Fee raised her eyebrows. “Powerful memory you’ve got there. Dead right again. No, Jennie’s not one to talk about herself. She’ll answer a question, but she won’t linger on it. Doesn’t want to be kept too long from what’s in her head, whatever it is. Her hidden treasure—except it don’t make her happy, whatever she’s dwelling on. I’ve long since given up trying to fathom her.”
“She dwells on the heartbreak,” Poirot murmured. “And the danger.”
“Did she say she was in danger?”
“Oui, mademoiselle. I regret that I was not quick enough to stop her from leaving. If something should happen to her . . .” Poirot shook his head and wished he could recover the settled feeling with which he had arrived. He slapped the tabletop with the flat of his hand as he made his decision. “I will return here demain matin. You say she is here often, n’est-ce pas? I will find her before the danger does.

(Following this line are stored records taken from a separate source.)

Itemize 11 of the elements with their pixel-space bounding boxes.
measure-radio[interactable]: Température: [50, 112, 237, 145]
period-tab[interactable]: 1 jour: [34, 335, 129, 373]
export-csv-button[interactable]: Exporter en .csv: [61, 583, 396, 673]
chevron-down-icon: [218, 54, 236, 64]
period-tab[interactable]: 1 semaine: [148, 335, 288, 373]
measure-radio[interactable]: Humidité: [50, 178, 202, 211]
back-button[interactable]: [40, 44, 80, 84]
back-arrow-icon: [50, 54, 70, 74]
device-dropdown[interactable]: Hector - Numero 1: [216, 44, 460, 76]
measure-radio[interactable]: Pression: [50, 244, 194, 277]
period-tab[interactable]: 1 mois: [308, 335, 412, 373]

This time, Hercule Poirot, he will be quicker!”
“Fast or slow, don’t matter,” said Fee. “No one can find Jennie, not even with her right in front of their noses, and no one can help her.” She stood and picked up Poirot’s plate. “There’s no point letting good food go cold over it,” she concluded.
Murder in Three Rooms
THAT WAS HOW IT started, on the evening of Thursday, February 7, 1929, with Hercule Poirot, and Jennie, and Fee Spring; amid the crooked, teapot-huddled shelves of Pleasant’s Coffee House.
Or, I should say, that was how it appeared to start. I’m not convinced that stories from real life have beginnings and ends, as a matter of fact. Approach them from any vantage point and you’ll see that they stretch endlessly back into the past and spread inexorably forward into the future. One is never quite able to say “That’s that, then,” and draw a line.
Luckily, true stories do have heroes and heroines. Not being one myself, having no hope of ever being one, I am all too aware that they are real.
I wasn’t present that Thursday evening at the coffee house. My name was mentioned—Edward Catchpool, Poirot’s policeman friend from Scotland Yard, not much older than thirty (thirty-two, to be precise)—but I was not there. I have, nevertheless, decided to try to fill the gaps in my own experience in order make a written record of the Jennie story. Fortunately, I have the testimony of Hercule Poirot to help me, and there is no better witness.
I am writing this for the benefit of nobody but myself. Once my account is complete, I shall read and reread it until I am able to cast my eyes over the words without feeling the shock that I feel now as I write them—until “How can this have happened?” gives way to “Yes, this is what happened.”
At some point I shall have to think of something better to call it than “The Jennie Story.” It’s not much of a title.
I first met Hercule Poirot six weeks before the Thursday evening I have described, when he took a room in a London lodging house that belongs to Mrs. Blanche Unsworth. It is a spacious, impeccably clean building with a rather severe square fa?ade and an interior that could not be more feminine; there are flounces and frills and trims everywhere. I sometimes fear that I will leave for work one day and find that a lavender-colored fringe from some item in the drawing room has somehow attached itself to my elbow or my shoe.